Designed to resemble natural stone, the laminate’s white background fulfills the ‘light and airy’ requirement and complements the white cabinets while the darker veining coordinates with the charcoal wall color used as an accent in the kitchen and as the predominant color in the adjacent dining room. It also works well with the gray grout that contrasts with the white subway tile used in the backsplash.

“This countertop really ties everything together while keeping the space light,” she says. “The veining is soft and elegant like marble. It’s tastefully done and has enough character to make a statement without being overkill.”


Photo: Garey Gomez Photography

Micaela Quinton, RID, IIDA
Copper Sky Renovations — Atlanta, GA

Copper (perimeter); Reclaimed wood (peninsula)

A penchant for purity influenced many of the material selections in this kitchen, where Quinton indicates that her architect client loves natural materials in their natural state.

“For example, he likes brick, unpainted, and natural stone,” she says. “He also likes a mix of materials.”

As such, it seemed appropriate to include copper and reclaimed wood as worktop surfaces. The former serves as the perimeter’s countertop where the untreated metal, fabricated by a local craftsman, will patina naturally with use.

“He likes that it will age over time…that he will see it wear,” she says. “He likes the character that it builds.”

The reclaimed wood that serves as the peninsula takes on special meaning since it was salvaged from his own home during the renovation.

“The ceiling used to be all one level,” she explains. “But during the remodel, we removed rafters in the living room so we could raise the ceiling.”

Those rafters, in turn, were repurposed by a local artisan into the kitchen peninsula, which seamlessly extends into the living room to serve as the bar top. In total, its horizontal surface spans 19′ before cascading vertically into a waterfall edge.

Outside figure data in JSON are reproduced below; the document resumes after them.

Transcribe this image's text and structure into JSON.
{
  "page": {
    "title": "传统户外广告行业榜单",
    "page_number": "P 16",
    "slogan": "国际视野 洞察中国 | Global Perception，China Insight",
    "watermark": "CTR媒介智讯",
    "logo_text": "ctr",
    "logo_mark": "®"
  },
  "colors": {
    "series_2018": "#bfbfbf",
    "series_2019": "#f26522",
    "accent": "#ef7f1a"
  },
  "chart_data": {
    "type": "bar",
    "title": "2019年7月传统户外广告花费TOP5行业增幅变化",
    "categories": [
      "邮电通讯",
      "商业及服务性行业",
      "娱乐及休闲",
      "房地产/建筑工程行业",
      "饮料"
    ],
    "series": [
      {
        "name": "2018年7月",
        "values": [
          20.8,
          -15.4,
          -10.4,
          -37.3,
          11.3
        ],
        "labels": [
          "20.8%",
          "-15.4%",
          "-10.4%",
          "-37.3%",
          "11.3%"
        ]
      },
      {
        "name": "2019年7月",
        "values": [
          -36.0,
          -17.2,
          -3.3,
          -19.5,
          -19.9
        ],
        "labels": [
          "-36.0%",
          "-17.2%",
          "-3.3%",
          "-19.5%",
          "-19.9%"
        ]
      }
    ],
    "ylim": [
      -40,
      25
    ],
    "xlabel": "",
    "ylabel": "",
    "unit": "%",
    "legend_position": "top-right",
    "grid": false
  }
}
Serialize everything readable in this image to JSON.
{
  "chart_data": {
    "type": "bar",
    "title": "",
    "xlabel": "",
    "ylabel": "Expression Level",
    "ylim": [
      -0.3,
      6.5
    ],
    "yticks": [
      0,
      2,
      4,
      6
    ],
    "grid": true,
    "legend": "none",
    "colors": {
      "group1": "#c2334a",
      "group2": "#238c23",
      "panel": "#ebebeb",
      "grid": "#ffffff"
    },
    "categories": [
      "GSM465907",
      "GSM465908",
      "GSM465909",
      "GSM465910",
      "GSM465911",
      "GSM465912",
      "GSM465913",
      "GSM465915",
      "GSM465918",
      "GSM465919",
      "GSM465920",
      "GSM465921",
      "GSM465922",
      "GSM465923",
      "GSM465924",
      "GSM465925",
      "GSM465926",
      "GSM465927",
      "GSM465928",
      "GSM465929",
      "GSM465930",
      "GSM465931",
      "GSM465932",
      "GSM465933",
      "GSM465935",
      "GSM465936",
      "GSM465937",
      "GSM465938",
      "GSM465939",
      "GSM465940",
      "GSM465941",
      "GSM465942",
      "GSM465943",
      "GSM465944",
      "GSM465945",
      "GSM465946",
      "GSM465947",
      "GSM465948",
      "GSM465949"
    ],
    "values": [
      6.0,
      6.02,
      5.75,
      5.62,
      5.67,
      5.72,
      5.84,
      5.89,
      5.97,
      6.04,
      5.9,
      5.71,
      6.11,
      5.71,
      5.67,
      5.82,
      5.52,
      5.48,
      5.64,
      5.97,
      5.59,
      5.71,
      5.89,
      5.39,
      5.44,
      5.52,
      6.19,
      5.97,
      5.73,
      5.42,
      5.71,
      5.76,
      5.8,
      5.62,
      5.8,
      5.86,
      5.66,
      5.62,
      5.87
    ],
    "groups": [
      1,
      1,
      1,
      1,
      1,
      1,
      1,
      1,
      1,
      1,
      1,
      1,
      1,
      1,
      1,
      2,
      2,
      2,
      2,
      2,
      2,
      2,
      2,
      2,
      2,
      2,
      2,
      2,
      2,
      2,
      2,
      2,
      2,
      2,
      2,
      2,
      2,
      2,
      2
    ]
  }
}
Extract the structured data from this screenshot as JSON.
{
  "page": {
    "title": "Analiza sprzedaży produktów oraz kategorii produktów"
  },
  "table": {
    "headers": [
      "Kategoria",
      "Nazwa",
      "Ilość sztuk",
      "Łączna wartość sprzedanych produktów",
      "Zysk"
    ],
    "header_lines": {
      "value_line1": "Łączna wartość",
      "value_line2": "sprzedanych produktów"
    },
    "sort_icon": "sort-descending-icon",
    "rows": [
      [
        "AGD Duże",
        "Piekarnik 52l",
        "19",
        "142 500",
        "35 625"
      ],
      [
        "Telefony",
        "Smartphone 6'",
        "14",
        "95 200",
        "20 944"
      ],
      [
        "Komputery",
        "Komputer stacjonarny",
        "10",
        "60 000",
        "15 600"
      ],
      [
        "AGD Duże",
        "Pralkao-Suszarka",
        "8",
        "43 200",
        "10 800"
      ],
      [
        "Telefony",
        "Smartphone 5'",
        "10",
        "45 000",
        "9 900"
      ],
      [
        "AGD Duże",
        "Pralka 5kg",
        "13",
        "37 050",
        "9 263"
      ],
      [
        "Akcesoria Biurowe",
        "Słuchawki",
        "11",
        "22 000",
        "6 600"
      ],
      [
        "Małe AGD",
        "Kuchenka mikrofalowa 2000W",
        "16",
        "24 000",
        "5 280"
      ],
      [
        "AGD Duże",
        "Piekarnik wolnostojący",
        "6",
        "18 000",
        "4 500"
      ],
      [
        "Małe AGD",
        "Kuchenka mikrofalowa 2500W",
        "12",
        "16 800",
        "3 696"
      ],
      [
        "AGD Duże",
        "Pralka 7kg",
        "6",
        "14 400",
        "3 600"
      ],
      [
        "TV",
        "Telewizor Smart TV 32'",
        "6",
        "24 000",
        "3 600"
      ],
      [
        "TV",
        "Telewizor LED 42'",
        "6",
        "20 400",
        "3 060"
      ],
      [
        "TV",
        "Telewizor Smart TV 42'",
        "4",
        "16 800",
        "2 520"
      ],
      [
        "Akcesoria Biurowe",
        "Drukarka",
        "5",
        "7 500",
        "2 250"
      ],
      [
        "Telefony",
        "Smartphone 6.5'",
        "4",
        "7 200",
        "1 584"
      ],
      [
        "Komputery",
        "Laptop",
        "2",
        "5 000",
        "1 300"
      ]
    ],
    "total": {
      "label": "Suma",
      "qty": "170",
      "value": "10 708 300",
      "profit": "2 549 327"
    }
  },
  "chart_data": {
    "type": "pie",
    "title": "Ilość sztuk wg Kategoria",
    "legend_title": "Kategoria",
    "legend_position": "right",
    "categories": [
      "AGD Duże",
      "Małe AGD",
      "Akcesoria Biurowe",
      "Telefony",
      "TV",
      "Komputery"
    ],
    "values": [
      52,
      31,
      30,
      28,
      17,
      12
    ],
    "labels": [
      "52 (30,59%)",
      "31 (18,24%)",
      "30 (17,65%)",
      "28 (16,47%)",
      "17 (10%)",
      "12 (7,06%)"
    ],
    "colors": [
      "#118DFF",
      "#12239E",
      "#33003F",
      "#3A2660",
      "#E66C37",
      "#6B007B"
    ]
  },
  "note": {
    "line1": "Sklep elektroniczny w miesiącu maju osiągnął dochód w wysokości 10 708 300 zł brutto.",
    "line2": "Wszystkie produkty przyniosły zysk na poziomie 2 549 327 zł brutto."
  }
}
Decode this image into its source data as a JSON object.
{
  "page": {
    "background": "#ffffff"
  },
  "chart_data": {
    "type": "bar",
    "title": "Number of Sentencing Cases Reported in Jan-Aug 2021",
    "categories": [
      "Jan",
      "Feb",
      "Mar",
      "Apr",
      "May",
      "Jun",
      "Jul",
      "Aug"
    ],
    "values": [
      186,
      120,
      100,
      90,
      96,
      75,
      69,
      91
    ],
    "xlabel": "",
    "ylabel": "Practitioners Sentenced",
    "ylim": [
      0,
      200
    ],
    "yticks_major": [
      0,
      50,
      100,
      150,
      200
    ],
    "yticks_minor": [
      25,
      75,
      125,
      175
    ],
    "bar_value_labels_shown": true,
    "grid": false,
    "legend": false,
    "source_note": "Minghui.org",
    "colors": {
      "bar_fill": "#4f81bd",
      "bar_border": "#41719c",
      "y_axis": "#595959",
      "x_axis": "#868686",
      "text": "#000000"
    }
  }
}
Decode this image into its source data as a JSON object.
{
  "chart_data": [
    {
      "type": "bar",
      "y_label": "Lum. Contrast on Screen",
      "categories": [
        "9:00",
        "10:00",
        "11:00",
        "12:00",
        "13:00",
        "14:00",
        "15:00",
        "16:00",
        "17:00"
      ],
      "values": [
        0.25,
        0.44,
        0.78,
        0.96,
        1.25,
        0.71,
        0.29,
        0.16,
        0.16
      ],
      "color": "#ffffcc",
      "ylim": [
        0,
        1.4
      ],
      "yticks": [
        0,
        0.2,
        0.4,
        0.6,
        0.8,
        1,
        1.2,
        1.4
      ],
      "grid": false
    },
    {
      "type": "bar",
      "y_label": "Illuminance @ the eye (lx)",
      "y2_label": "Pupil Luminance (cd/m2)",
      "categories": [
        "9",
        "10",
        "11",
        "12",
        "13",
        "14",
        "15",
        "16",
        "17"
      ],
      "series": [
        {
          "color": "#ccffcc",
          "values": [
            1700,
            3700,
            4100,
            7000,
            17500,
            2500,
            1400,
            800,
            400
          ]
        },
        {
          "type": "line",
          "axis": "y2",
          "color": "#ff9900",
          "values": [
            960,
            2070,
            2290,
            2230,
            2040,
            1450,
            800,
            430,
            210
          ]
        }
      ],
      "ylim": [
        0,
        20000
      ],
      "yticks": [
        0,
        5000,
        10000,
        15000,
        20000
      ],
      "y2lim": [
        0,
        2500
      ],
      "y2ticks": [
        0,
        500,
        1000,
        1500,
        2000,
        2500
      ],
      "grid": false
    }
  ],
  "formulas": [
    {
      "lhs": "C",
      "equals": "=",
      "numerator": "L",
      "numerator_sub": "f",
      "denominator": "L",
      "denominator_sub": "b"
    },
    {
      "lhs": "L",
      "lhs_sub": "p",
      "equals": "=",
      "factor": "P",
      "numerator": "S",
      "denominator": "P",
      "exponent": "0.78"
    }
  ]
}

To minimize the “patched” look, the wood was grain-matched and each strip is no more than two pieces.

“Like the copper, he wanted to see the wood with all of its character…including all of the original nail holes,” says Quinton.


Photo: Beth Singer

Valerie Dehnke, designer
Ellwood Interiors — Birmingham, MI

Meltdown Glass (bar top)
Belem quartzite (island, perimeter)

Between the walls of windows, lighting fixtures and even stair railing, glass makes multiple appearances throughout this home, including in the kitchen where a single piece of 2″-thick glass from Meltdown Glass floats above the island via custom metal brackets to serve as a raised bar top.

“It keeps the cadence,” says Dehnke, who along with Amanda Sinistaj, owner of the design firm, collaborated with VanBrouck & Associates for the project.

The glass also supports the clients’ desire for a modern design theme.

“The space is moody and organic with a masculine feel,” she adds.

While glass can be cold and sterile, Dehnke warmed it up with a Splash texture, featured on the countertop’s underside.

“As you look through the glass, it looks like water,” she says, adding that its smooth surface maintains functionality.

The designer also used the glass as a visual break from the Belem quartzite, which serves as the island and perimeter work surfaces.

“These countertops are a very light taupe with some movement from subtle veining,” she says. “We wanted them to be more subtle so the glass, as well as the stacked aluminum
ventilation hood and backsplash, could do the speaking.”